6. Limitations, Biases, and Future Directions

The WLASL dataset’s size and diversity expose several open challenges. Gloss frequency is strongly long-tailed, so rare-words remain underrepresented, hindering model generalization on low-sample classes. Signer demographic information (age, gender, handedness) is not provided, complicating assessment of dataset bias. Variations in video quality, signer perspective, and keypoint extraction robustness (especially under occlusion, loss of depth cues, or unconventional handshapes) introduce further noise. Multi-stream and keypoint-based pipelines are sensitive to errors in pose estimation, particularly for hands and fingers (Rahman et al., 9 Jul 2025, Song et al., 2022).

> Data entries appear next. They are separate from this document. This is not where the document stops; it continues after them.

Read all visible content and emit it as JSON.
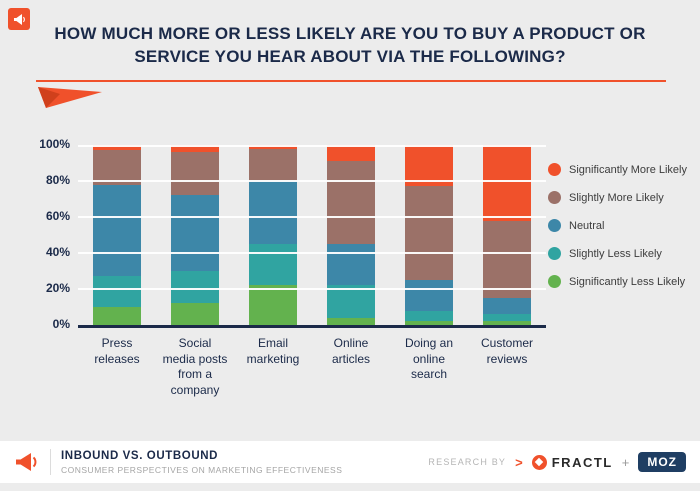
{
  "title": {
    "text": "HOW MUCH MORE OR LESS LIKELY ARE YOU TO BUY A PRODUCT OR SERVICE YOU HEAR ABOUT VIA THE FOLLOWING?"
  },
  "colors": {
    "accent_orange": "#f0512b",
    "navy": "#1b2a49",
    "background": "#ececec"
  },
  "chart_data": {
    "type": "bar",
    "subtype": "stacked-100-percent",
    "categories": [
      "Press releases",
      "Social media posts from a company",
      "Email marketing",
      "Online articles",
      "Doing an online search",
      "Customer reviews"
    ],
    "series": [
      {
        "name": "Significantly Less Likely",
        "color": "#63b24e",
        "values": [
          10,
          12,
          22,
          4,
          2,
          2
        ]
      },
      {
        "name": "Slightly Less Likely",
        "color": "#30a4a1",
        "values": [
          17,
          18,
          23,
          18,
          6,
          4
        ]
      },
      {
        "name": "Neutral",
        "color": "#3d87a8",
        "values": [
          51,
          42,
          35,
          23,
          17,
          9
        ]
      },
      {
        "name": "Slightly More Likely",
        "color": "#9b7168",
        "values": [
          19,
          24,
          18,
          46,
          52,
          43
        ]
      },
      {
        "name": "Significantly More Likely",
        "color": "#f0512b",
        "values": [
          3,
          4,
          2,
          9,
          23,
          42
        ]
      }
    ],
    "yticks": [
      "100%",
      "80%",
      "60%",
      "40%",
      "20%",
      "0%"
    ],
    "ylim": [
      0,
      100
    ],
    "grid": true,
    "legend_position": "right"
  },
  "legend": {
    "items": [
      {
        "label": "Significantly More Likely",
        "color": "#f0512b"
      },
      {
        "label": "Slightly More Likely",
        "color": "#9b7168"
      },
      {
        "label": "Neutral",
        "color": "#3d87a8"
      },
      {
        "label": "Slightly Less Likely",
        "color": "#30a4a1"
      },
      {
        "label": "Significantly Less Likely",
        "color": "#63b24e"
      }
    ]
  },
  "footer": {
    "brand_title": "INBOUND VS. OUTBOUND",
    "brand_subtitle": "CONSUMER PERSPECTIVES ON MARKETING EFFECTIVENESS",
    "research_by": "RESEARCH BY",
    "chevron": ">",
    "fractl": "FRACTL",
    "plus": "+",
    "moz": "MOZ"
  }
}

Potential remedies include expanded phonological annotation coverage, semi- or weakly-supervised pretraining, viewpoint-invariant augmentation, adaptive domain normalization, and tighter integration of multimodal cues (hand, face, mouth region). Future research aims to extend WLASL-style benchmarking to continuous and sentence-level SLR, integrate 3D kinematic signals (e.g., via Sign3D-WLASL), and develop robust signer-adaptive models using the full multimodal spectrum.

7. Practical Impact and Applications

WLASL’s design has enabled the creation, benchmarking, and cross-comparison of most prominent isolated sign language recognition pipelines published since 2020. Emerging downstream applications include speech-to-sign animation systems (e.g., Speak2Sign3D) that support spoken English to ASL gloss translation and realistic 3D human motion synthesis, using WLASL-derived glosses and pose trajectories as supervision. The dataset is publicly available for non-commercial research under CC-BY-4.0 annotation licenses, though video redistribution remains bound by original source terms. WLASL’s influence extends to allied fields including human action recognition, multi-modal translation, and sign language phonology (Rahman et al., 9 Jul 2025, Rahman et al., 9 Jul 2025).

The scientific community continues to use WLASL as the principal touchstone for evaluating isolated ASL recognition, phonological modeling, and multimodal fusion, driving methodological innovation and deeper understanding of sign language structure in machine learning contexts.